Neuropsychology is the science of how the brain affects the way that people think, feel, and behave. Clinical neuropsychology is the assessment of those brain-behavior relationships in individuals. For instance, a neuropsychologist might assess an individual's ability to pay attention, or look at how he or she solves a multi-step problem.
What is a neuropsychologist?
A neuropsychologist is a licensed psychologist who has specialized training in the assessment of the brain functions that influence thinking, feeling, and behaving. A neuropsychologist has a doctoral degree in clinical or counseling psychology, has completed coursework regarding neuropsychological theory and practice, and has obtained professional experience related to neuropsychology.
What is a neuropsychological evaluation?
A neuropsychological evaluation uses multiple tools (paper-and-pencil, oral, and computer-based) to assess various types of cognitive (thinking) functions. Typical neuropsychological evaluations examine general intellectual functioning, attention and processing speed, learning and memory, language, and executive functions (e.g., problem-solving, impulse control).
How does a neuropsychological evaluation differ from a neurological, psychoeducational or psychological evaluation?
A neuropsychological evaluation provides a detailed overview of an individual's cognitive and emotional functioning using standardized tests. Results are compared to those of other people who are similar to the examinee to determine how the examinee functions relative to the rest of the population. Results are also compared to the examinee's performance in other evaluation areas to determine where strengths and weaknesses lie.
A neurological evaluation is performed by a neurologist, and assesses basic motor, sensor, and mental functions. Unlike a neuropsychological evaluation, which closely examines thinking skills and uses very sensitive measures, a neurological evaluation uncovers only obvious deficits in cognitive functioning.
A psychological evaluation is performed by a clinical psychologist or psychiatrist and provides an analysis of emotional, social, and personality functioning for the purpose of diagnosis and treatment.
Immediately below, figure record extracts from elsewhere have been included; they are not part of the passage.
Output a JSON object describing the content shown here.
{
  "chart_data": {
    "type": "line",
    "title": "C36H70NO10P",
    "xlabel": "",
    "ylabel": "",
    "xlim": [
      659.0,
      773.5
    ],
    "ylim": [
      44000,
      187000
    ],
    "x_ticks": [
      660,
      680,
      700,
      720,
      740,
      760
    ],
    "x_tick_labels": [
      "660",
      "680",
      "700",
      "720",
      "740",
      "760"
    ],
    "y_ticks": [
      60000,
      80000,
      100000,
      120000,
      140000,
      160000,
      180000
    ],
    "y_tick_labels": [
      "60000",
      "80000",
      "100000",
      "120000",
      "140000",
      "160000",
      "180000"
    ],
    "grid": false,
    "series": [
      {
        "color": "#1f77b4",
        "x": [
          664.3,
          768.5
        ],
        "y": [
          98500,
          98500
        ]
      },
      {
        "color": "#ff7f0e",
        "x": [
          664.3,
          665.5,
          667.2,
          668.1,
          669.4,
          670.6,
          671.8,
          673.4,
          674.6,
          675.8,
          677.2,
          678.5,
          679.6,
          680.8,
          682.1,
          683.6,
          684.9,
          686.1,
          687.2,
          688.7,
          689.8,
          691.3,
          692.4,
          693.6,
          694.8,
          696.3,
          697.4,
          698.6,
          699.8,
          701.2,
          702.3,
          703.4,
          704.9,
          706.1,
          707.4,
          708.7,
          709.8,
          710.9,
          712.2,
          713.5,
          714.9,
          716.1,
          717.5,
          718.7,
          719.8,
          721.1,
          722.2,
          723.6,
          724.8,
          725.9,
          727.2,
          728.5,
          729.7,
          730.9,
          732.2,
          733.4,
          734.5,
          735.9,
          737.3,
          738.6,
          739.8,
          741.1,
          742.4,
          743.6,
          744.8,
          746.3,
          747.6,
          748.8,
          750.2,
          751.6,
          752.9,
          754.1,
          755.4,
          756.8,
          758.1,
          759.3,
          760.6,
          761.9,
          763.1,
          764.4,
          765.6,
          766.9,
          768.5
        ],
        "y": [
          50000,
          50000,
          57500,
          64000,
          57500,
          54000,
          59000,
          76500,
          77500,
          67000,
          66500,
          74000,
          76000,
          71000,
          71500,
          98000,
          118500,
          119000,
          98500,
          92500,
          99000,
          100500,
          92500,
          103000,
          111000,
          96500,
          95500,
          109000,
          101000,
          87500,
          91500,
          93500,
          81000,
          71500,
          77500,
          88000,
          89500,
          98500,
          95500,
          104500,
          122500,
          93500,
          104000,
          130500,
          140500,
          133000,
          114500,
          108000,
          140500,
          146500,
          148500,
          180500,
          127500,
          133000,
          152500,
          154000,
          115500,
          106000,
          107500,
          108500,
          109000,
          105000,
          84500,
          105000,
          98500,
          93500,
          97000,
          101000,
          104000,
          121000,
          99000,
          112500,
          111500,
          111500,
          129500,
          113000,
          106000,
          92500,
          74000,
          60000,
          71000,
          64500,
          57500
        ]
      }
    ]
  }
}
Unlike a neuropsychological evaluation, cognition is not closely examined. Note that some neuropsychological evaluations incorporate a psychological evaluation (e.g., if it is suspected that psychological symptoms, such as depression, anxiety, or psychosis, might be interfering with cognition).
What are some of the questions that neuropsychological assessment can address?
Neuropsychological assessment can be used for the following diagnostic purposes:
Diagnosing the nature and severity of disorders in which cognition is affected, such as Alzheimer's Disease, Vascular Dementia, traumatic brain injury, cardiovascular conditions, and stroke
Differential diagnosis (e.g., depression versus dementia)
Determination of functional outcomes, such as whether individuals have capacity to make various types of decisions, whether they can live independently, or whether they can drive
Provides realistic picture of strengths and weaknesses
How can you tell if a person's thinking and functioning is normal or abnormal?
The results of an individual assessment are compared to those of a large normative (standard) sample based on, for instance, age and education level. Statistical comparisons allow us to compare that person's performance to that of others similar to the examinee. Other comparisons allow us to determine the person's individual strengths and weaknesses.
Are particular disorders associated with onset of neuropsychological impairment? If a person get tested, will they necessarily have a diagnosis?
Yes, these include, but are not limited to, Alzheimer's disease, vascular dementia, diabetes, cardiac conditions, stroke, neurodegenerative disorders, such as Parkinson's disease, and chronic mental illness, such as bipolar disorder and schizophrenia.
If a person get tested, will they necessarily have a diagnosis? a person get tested, will they necessarily have a diagnosis?
No. Having an evaluation performed does not necessarily mean that there will be reason to confer a diagnosis. Those for whom a diagnosis is not warranted will benefit from learning about their individual cognitive strengths and weaknesses.
How long will the evaluation take?
Neuropsychological assessment involves the administration of paper-and-pencil tests to evaluate various cognitive functions, such as attention, language, speed of information processing, frontal lobe functioning, and personality/emotional functioning. Moreover, it includes a clinical interview, the completion of a history form, and a collateral interview. For older individuals in a hospital setting, the procedure lasts around 30-120 minutes.
Will my health insurance cover the cost of the evaluation?
For hospitalized patients and those in skilled nursing facilities, Medicare – Part B typically covers 80% of the allowable costs. Secondary insurance may cover an additional portion of the remaining 20%. Prior to the evaluation, please consult with your health insurance provider with regard to special guidelines or authorization.
How do you protect my privacy? Are there exceptions to privacy?
What is the cost for an evaluation?
Unless the insurer is Medicare, we do not directly bill your health insurance company and provide consultation on a fee-for-service basis. However, at your request, we will provide you with a bill that includes the necessary information for you to submit to your health insurance company for reimbursement. Prior to the evaluation, please consult with your health insurance provider with regard to special guidelines or authorization.